Our findings suggest that providers play a critical role in recommending credible self-management options for older veterans in addition to providing traditional psychotherapy interventions. Recommendations should include multiple self-management delivery options to meet older veterans’ preferences. With over fifty percent interested in Internet or mobile apps, it is important that providers offer existing digital mental health interventions to older veterans; however, special consideration is needed for rural individuals who may not be as interested in mobile apps. Recommending these interventions may necessitate technology training for providers or health coaches, new models of behavioral health delivery, and making instructional support for technology available within health care systems.
Supplementary Material
Key-points.
This study investigated older military veterans’ ownership of devices and modality preferences for technology-delivered mental health self-management interventions.
Older veterans reported high rates of technology ownership.

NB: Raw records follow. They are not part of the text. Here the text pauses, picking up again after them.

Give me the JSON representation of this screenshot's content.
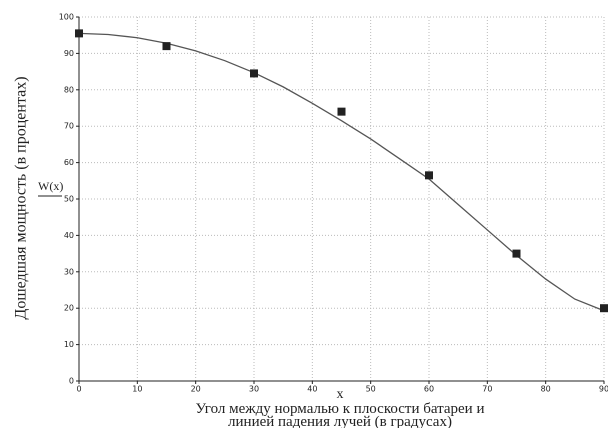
{
  "chart_data": {
    "type": "scatter",
    "y_axis_title": "Дошедшая мощность (в процентах)",
    "y_var_label": "W(x)",
    "x_var_label": "x",
    "x_axis_title": [
      "Угол между нормалью к плоскости батареи и",
      "линией падения лучей (в градусах)"
    ],
    "x": [
      0,
      15,
      30,
      45,
      60,
      75,
      90
    ],
    "values": [
      95.5,
      92,
      84.5,
      74,
      56.5,
      35,
      20
    ],
    "color": "#222222",
    "curve": {
      "x": [
        0,
        5,
        10,
        15,
        20,
        25,
        30,
        35,
        40,
        45,
        50,
        55,
        60,
        65,
        70,
        75,
        80,
        85,
        90
      ],
      "values": [
        95.5,
        95.2,
        94.3,
        92.8,
        90.7,
        88,
        84.7,
        80.8,
        76.3,
        71.5,
        66.5,
        61,
        55.5,
        48.5,
        41.5,
        34.5,
        28,
        22.5,
        19.3
      ],
      "color": "#555555"
    },
    "xlim": [
      0,
      90
    ],
    "xticks": [
      0,
      10,
      20,
      30,
      40,
      50,
      60,
      70,
      80,
      90
    ],
    "ylim": [
      0,
      100
    ],
    "yticks": [
      0,
      10,
      20,
      30,
      40,
      50,
      60,
      70,
      80,
      90,
      100
    ],
    "grid": true
  }
}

Thirty-five percent preferred printed materials for self-management, whereas the remaining majority preferred some form of technology for accessing a mental health self-management intervention.
Qualitative findings suggest that technology training, and particularly provider support may facilitate the use of self-management interventions.
Acknowledgements:
The authors wish to thank Sujatha Kalle, MBBS, for assistance with comorbidity ratings. This work was supported by a Career Development Award (IK2 RX001478; PI: Gould) from the United States (U.S.) Department of Veterans Affairs Rehabilitation Research and Development Service. Views expressed in this article are those of the authors and not necessarily those of the Department of Veterans Affairs or the Federal Government.
Aimee Marie Zapata is now at Kaiser Permanente, Department of Psychiatry, San Jose, CA. Julia Loup is now at University of Alabama, Tuscaloosa, Department of Psychology.
Conflicts of Interest Summary:
Dr. Gould reports grants from Department of Veterans Affairs, Rehabilitation Research and Development Service, during the conduct of the study. Ms. Loup, Ms. Ma, and Drs. Kuhn, Beaudreau, Goldstein, Wetherell, Zapata, Choe, and O’Hara have nothing to disclose.
Footnotes
The data that support the findings of this study are available from the corresponding author upon reasonable request.